How to win the battle for customer?

The project analyses the customer churn based on Sparkify Udacity Dataset

E Neuburg
Analytics Vidhya
15 min readAug 20, 2021

--

Photo by Simon Noh on Unsplash

Abstract

Detect Customer churn in Music sector with Machine Learning Algorithms

The customer churn rate can be defined as the rate of attrition at which customers stop doing business with a certain entity. Customers choose not to purchase or interact with that particular business. This project will use machine learning algorithms to predict customer churn and will utilize Sparkify Dataset provided by Udacity .

The fast growth and expansion of the market in entertainment business specifically in the movies, and music sector is leading to high competition in this industry. Thus, the need for business owners to find innovative business models so as to keep their constant customers and avoid customer churn and keep base subscribers. This can be done through enhanced services to retaining the on-hand customers while at the same time avoiding the increment the cost of customer acquisition. The primary goal for the music platform or any service providers is to avert / avoid churn phenomenon which states that customer wishes to quit the service of the company. The project will include data analysis, feature engineering, modelling and present conclusions in customer churn.

Introduction

Nowadays, there are a plenty of different offers where you can watch movies, listen to music, or get the daily news update etc. Some of them are for free some of them not. How do you decide which service to use? How often do you cancel your subscription or decided not to use the offer anymore?

On the one hand, for a customer this competition is an advantage. Customers can get the same or even better content for less money/ better conditions. On the other hand, as a company this development is a nightmare. The competitor never sleeps. As a company you must provide impeccable service with best conditions based on customer needs.

For many companies & music service providers in this particular case, the difficulty lies in how to identify what the customer really wants? How to nudge the customer either to stay or to change to paid subscription? And yet, at the same time to predict when to spent money for discounts so as to encourage customer to stay and for the customer who aren’t planning to leave not to “unnecessarily” spent money on them.

For those above reason this project will test diverse machine learning methods as well as Spark for Big Data processing to search hidden patterns so as to identify customer’s churn.

Such approach is vital for business owners to gain insights for current churn, so as to develop churn prevention actions , evaluate customer acquisition channels, for marketing and ads, yet monitoring operational cost.

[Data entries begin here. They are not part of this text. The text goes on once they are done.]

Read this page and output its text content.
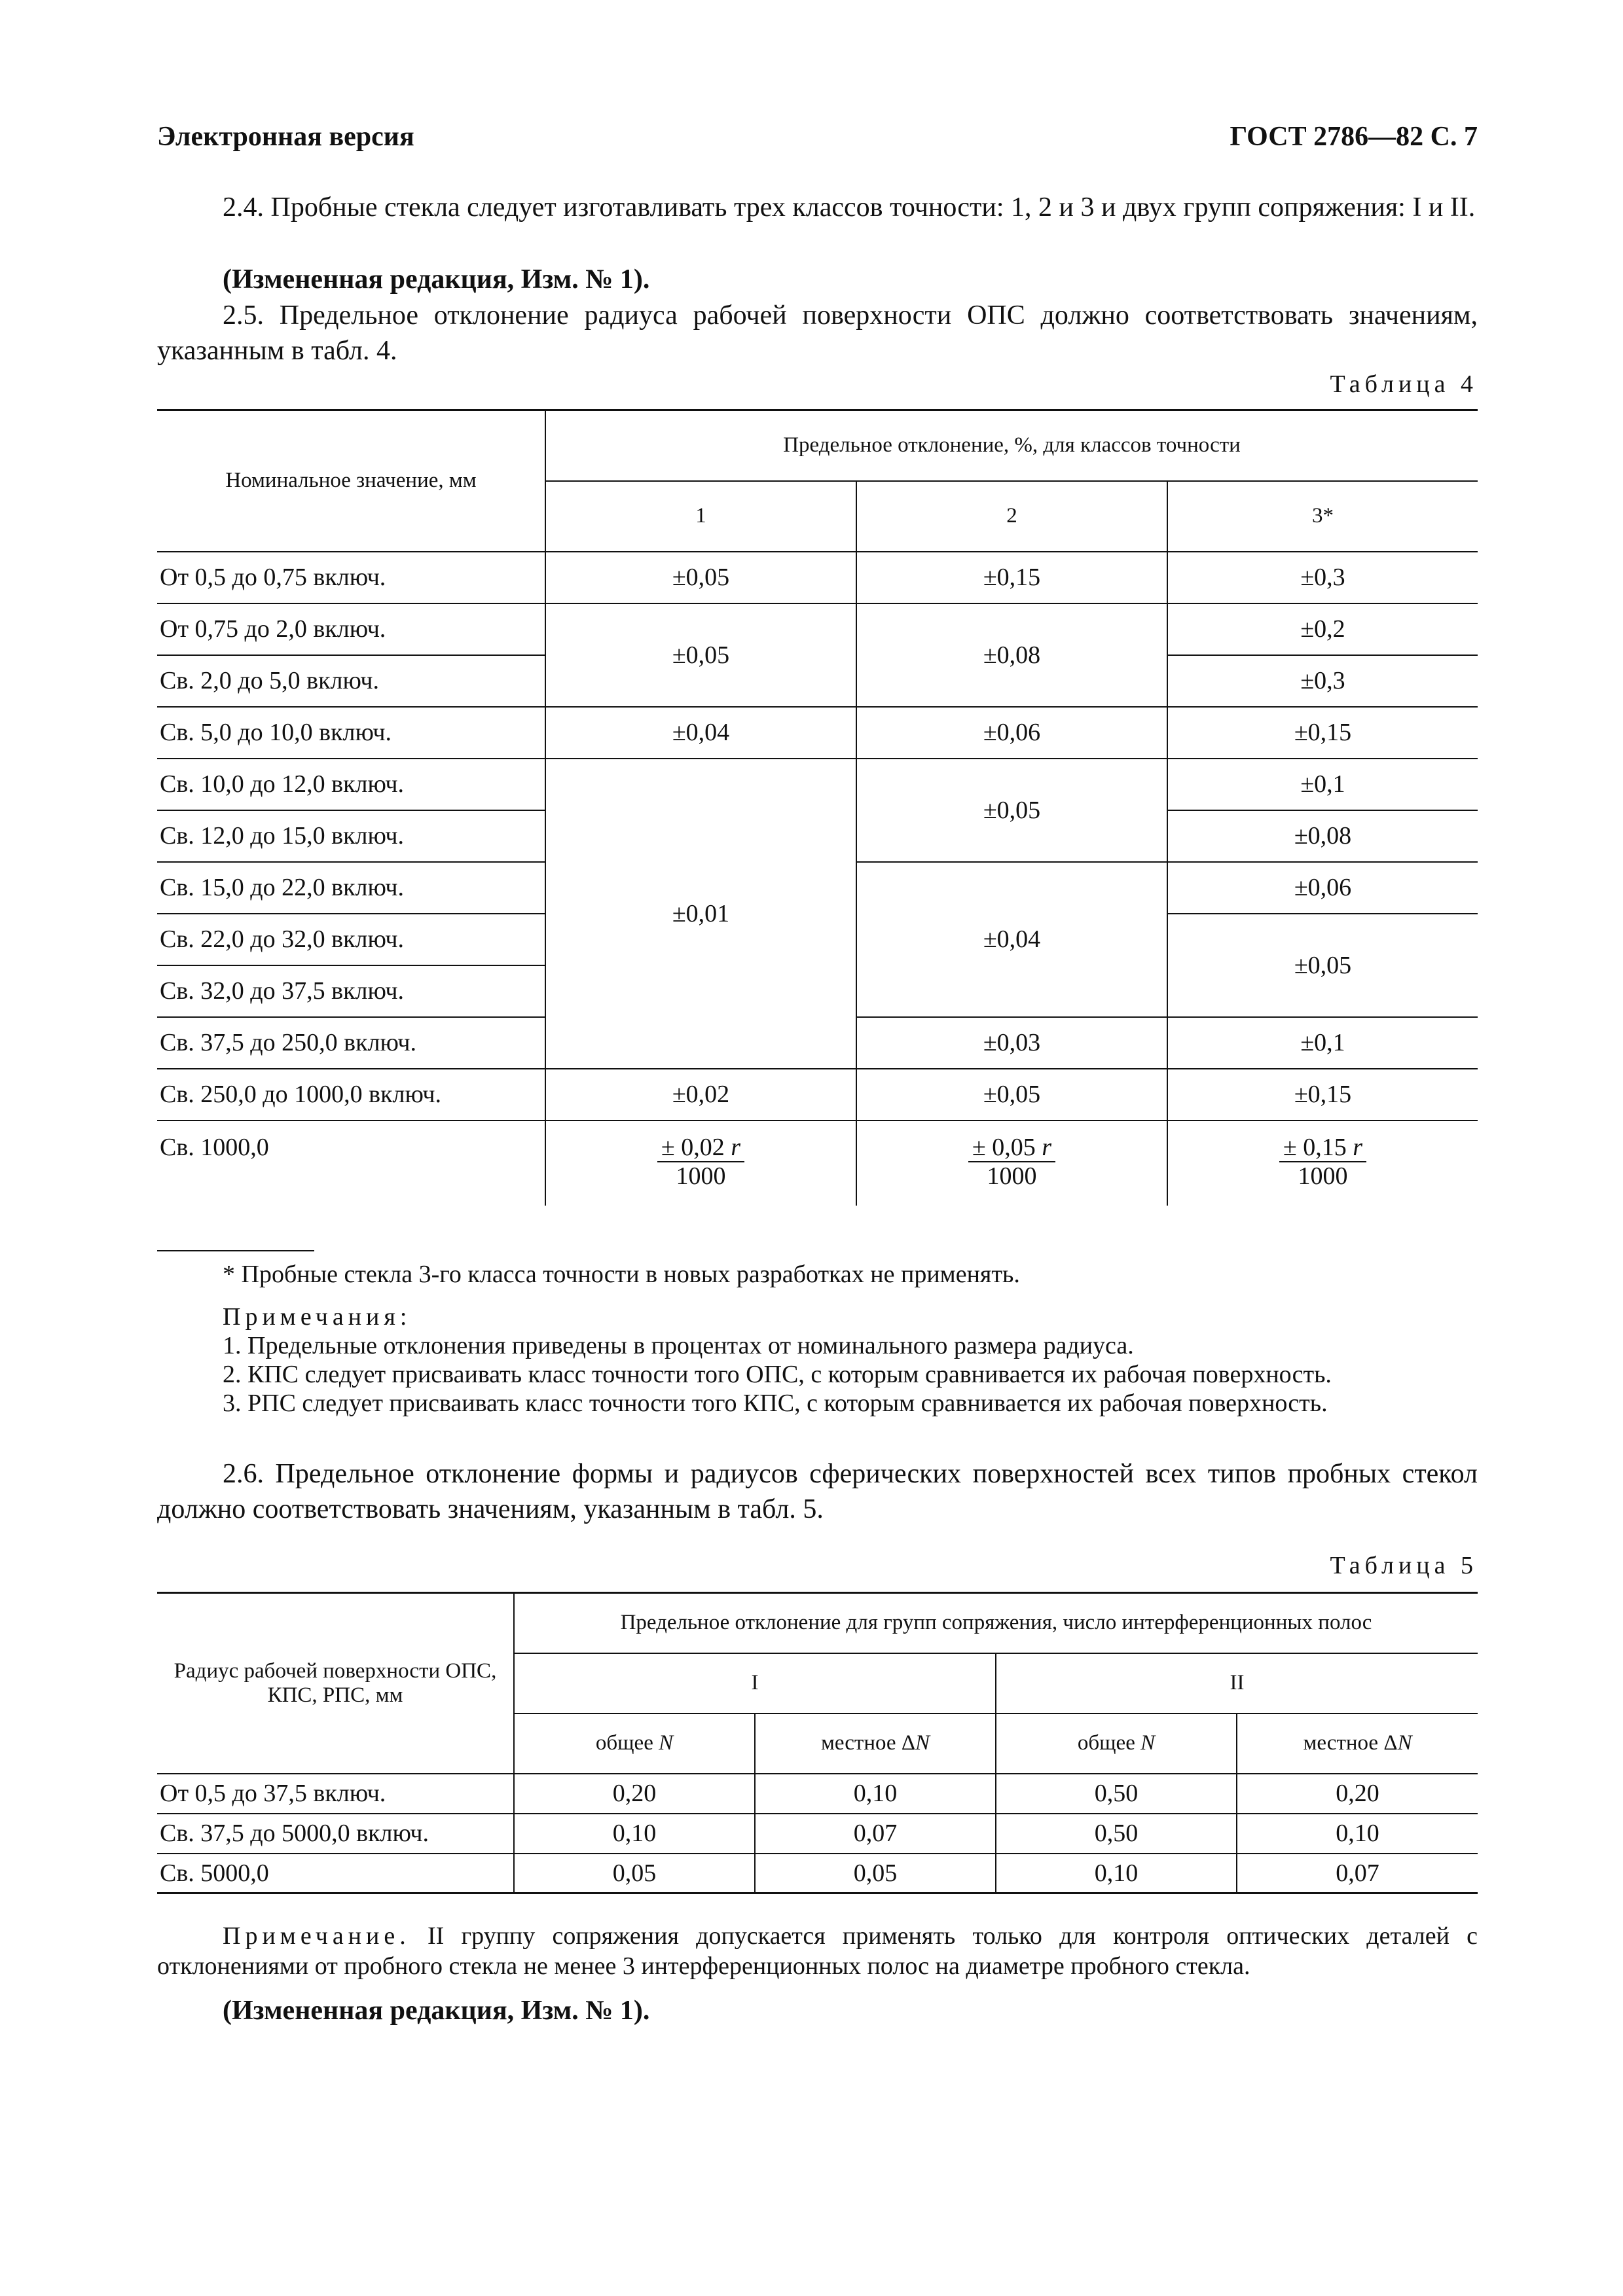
Электронная версия	ГОСТ 2786—82 С. 7

2.4. Пробные стекла следует изготавливать трех классов точности: 1, 2 и 3 и двух групп сопряжения: I и II.

(Измененная редакция, Изм. № 1).

2.5. Предельное отклонение радиуса рабочей поверхности ОПС должно соответствовать значениям, указанным в табл. 4.

Таблица 4
Номинальное значение, мм	Предельное отклонение, %, для классов точности		
	1	2	3*
От 0,5 до 0,75 включ.	±0,05	±0,15	±0,3
От 0,75 до 2,0 включ.	±0,05	±0,08	±0,2
Св. 2,0 до 5,0 включ.			±0,3
Св. 5,0 до 10,0 включ.	±0,04	±0,06	±0,15
Св. 10,0 до 12,0 включ.	±0,01	±0,05	±0,1
Св. 12,0 до 15,0 включ.			±0,08
Св. 15,0 до 22,0 включ.		±0,04	±0,06
Св. 22,0 до 32,0 включ.			±0,05
Св. 32,0 до 37,5 включ.			
Св. 37,5 до 250,0 включ.		±0,03	±0,1
Св. 250,0 до 1000,0 включ.	±0,02	±0,05	±0,15
Св. 1000,0	$\frac{\pm 0,02 r}{1000}$	$\frac{\pm 0,05 r}{1000}$	$\frac{\pm 0,15 r}{1000}$

* Пробные стекла 3-го класса точности в новых разработках не применять.

Примечания:

1. Предельные отклонения приведены в процентах от номинального размера радиуса.

2. КПС следует присваивать класс точности того ОПС, с которым сравнивается их рабочая поверхность.

3. РПС следует присваивать класс точности того КПС, с которым сравнивается их рабочая поверхность.

2.6. Предельное отклонение формы и радиусов сферических поверхностей всех типов пробных стекол должно соответствовать значениям, указанным в табл. 5.

Таблица 5
Радиус рабочей поверхности ОПС, КПС, РПС, мм	Предельное отклонение для групп сопряжения, число интерференционных полос			
	I		II	
	общее N	местное ΔN	общее N	местное ΔN
От 0,5 до 37,5 включ.	0,20	0,10	0,50	0,20
Св. 37,5 до 5000,0 включ.	0,10	0,07	0,50	0,10
Св. 5000,0	0,05	0,05	0,10	0,07

Примечание. II группу сопряжения допускается применять только для контроля оптических деталей с отклонениями от пробного стекла не менее 3 интерференционных полос на диаметре пробного стекла.

(Измененная редакция, Изм. № 1).
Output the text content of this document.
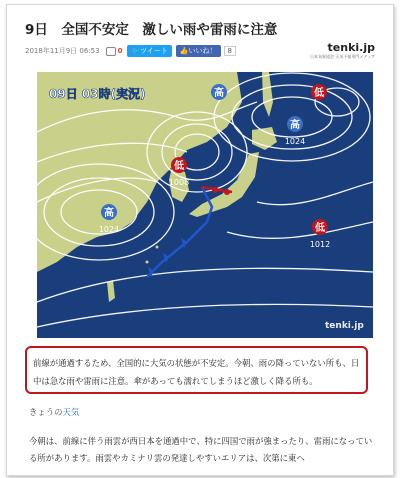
9日　全国不安定　激しい雨や雷雨に注意
2018年11月9日 06:53	0 🐦 ツイート 👍 いいね！	8	tenki.jp
日本気象協会 天気予報専門メディア
高	低
高
1024
低
1008
高
1024	低
1012
09日 03時(実況)
tenki.jp
前線が通過するため、全国的に大気の状態が不安定。今朝、雨の降っていない所も、日中は急な雨や雷雨に注意。傘があっても濡れてしまうほど激しく降る所も。
きょうの天気
今朝は、前線に伴う雨雲が西日本を通過中で、特に四国で雨が強まったり、雷雨になっている所があります。雨雲やカミナリ雲の発達しやすいエリアは、次第に東へ
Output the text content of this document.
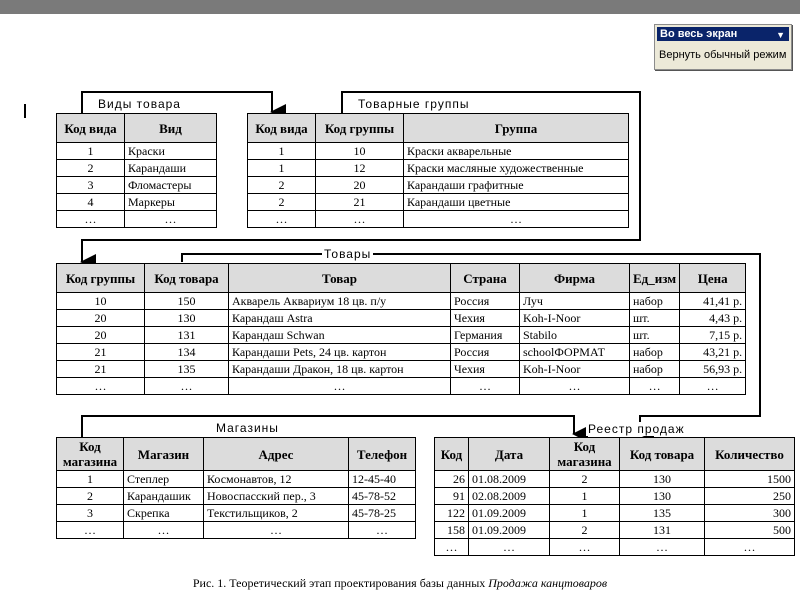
Во весь экран	▼
Вернуть обычный режим
Виды товара	Товарные группы
Товары
Магазины	Реестр продаж
Код вида	Вид
1	Краски
2	Карандаши
3	Фломастеры
4	Маркеры
…	…
Код вида	Код группы	Группа
1	10	Краски акварельные
1	12	Краски масляные художественные
2	20	Карандаши графитные
2	21	Карандаши цветные
…	…	…
Код группы	Код товара	Товар	Страна	Фирма	Ед_изм	Цена
10	150	Акварель Аквариум 18 цв. п/у	Россия	Луч	набор	41,41 р.
20	130	Карандаш Astra	Чехия	Koh-I-Noor	шт.	4,43 р.
20	131	Карандаш Schwan	Германия	Stabilo	шт.	7,15 р.
21	134	Карандаши Pets, 24 цв. картон	Россия	schoolФОРМАТ	набор	43,21 р.
21	135	Карандаши Дракон, 18 цв. картон	Чехия	Koh-I-Noor	набор	56,93 р.
…	…	…	…	…	…	…
Код магазина	Магазин	Адрес	Телефон
1	Степлер	Космонавтов, 12	12-45-40
2	Карандашик	Новоспасский пер., 3	45-78-52
3	Скрепка	Текстильщиков, 2	45-78-25
…	…	…	…
Код	Дата	Код магазина	Код товара	Количество
26	01.08.2009	2	130	1500
91	02.08.2009	1	130	250
122	01.09.2009	1	135	300
158	01.09.2009	2	131	500
…	…	…	…	…
Рис. 1. Теоретический этап проектирования базы данных Продажа канцтоваров
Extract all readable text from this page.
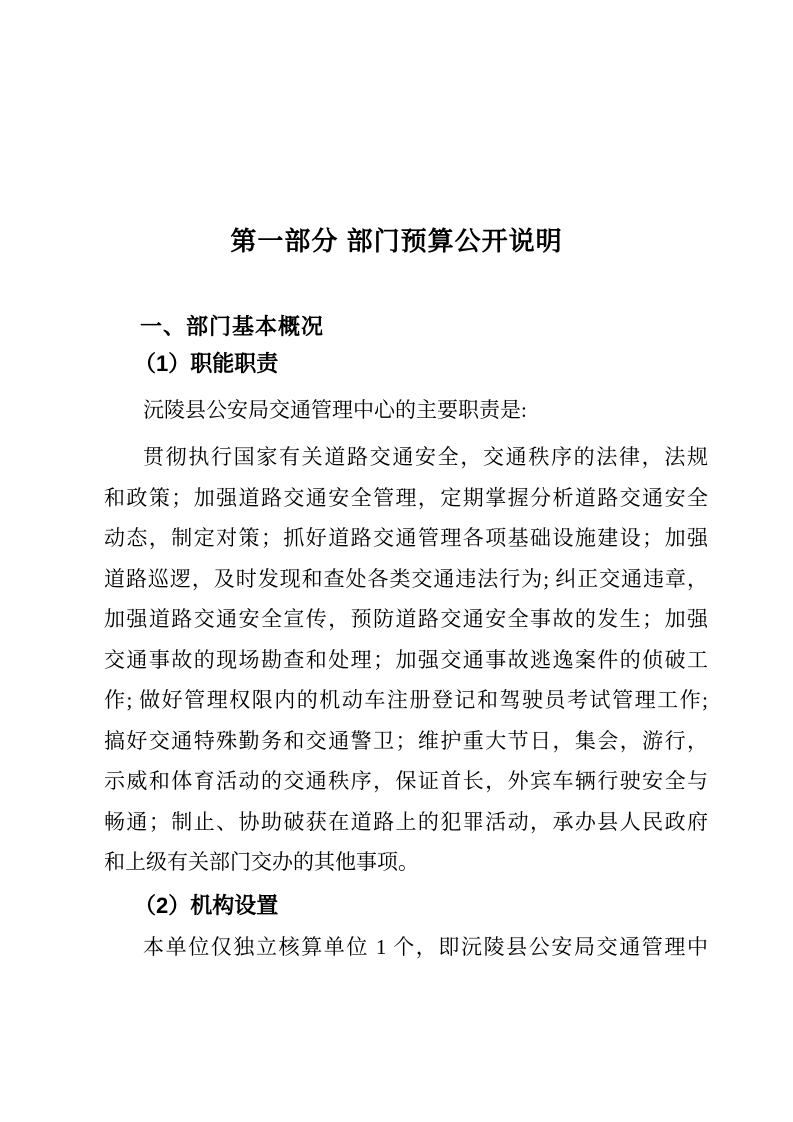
第一部分 部门预算公开说明
一、部门基本概况
（1）职能职责

沅陵县公安局交通管理中心的主要职责是:

贯彻执行国家有关道路交通安全，交通秩序的法律，法规
和政策；加强道路交通安全管理，定期掌握分析道路交通安全
动态，制定对策；抓好道路交通管理各项基础设施建设；加强
道路巡逻，及时发现和查处各类交通违法行为; 纠正交通违章，
加强道路交通安全宣传，预防道路交通安全事故的发生；加强
交通事故的现场勘查和处理；加强交通事故逃逸案件的侦破工
作; 做好管理权限内的机动车注册登记和驾驶员考试管理工作;
搞好交通特殊勤务和交通警卫；维护重大节日，集会，游行，
示威和体育活动的交通秩序，保证首长，外宾车辆行驶安全与
畅通；制止、协助破获在道路上的犯罪活动，承办县人民政府
和上级有关部门交办的其他事项。
（2）机构设置

本单位仅独立核算单位 1 个，即沅陵县公安局交通管理中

This ML method can help companies to improve the efficiency of their services, product, and marketing efforts.

The Project is structured as follows:

Part 1: Data Exploratory and Analysis

Part 2: Data Preprocessing

2.1 Weight balancing

2.2 Feature Engineering

Part 3: Modeling and Performance Evaluation

Part 4: Conclusion and Recommendation

Part 1: Data Exploratory and Analysis

How can we prevent customers churn?

For that reason, I will explore and build a Machine Leaning model using Sparkify Dataset. In general, Sparkify is a fictitious music service like Spotify where the users can choose listing to music for free but with advertisement or to have paid subscription with no ads.

The picture below shows the schema of the log date about customer behaviour which contains different information about song or artist the user listens to, timestamp, device, location or do they have any problems with the service etc.

Besides 18 number of features the dataset contains 286500 rows. However, looking closely we can detect that 8346 of userId are empty. The question is can we carefree delete these rows? The table below show that the number of errors is low. The major reason for the empty UserIds comes from Home page as well as before registration or login.

In addition, we don’t have any other information about the user such as location, songs, artists etc.

Therefore, I would say that it’s now save to delete these rows from data set. After cleaning step, let us have an overview about other features. “itemInSession” (number of items per session) and “length” (length of the song in seconds) seems to be promising data points. Overall we can see, that the users seem to like the the platform e.g. mean: 114 songs per session as well as 2.5 min per song.

Before, we start with data exploration it is important to mention that customer churn analysis deals in real life with Big Data. For that reason, I build the whole project using Pyspark. Pyspark is a Python API for Spark to analyse and process big data as well as build-in solutions for machine learning, SQL, graph processing and streaming. Even though, for sake of the simplicity I used the subset of the data, the provided solution can be used at scale in Spark cluster.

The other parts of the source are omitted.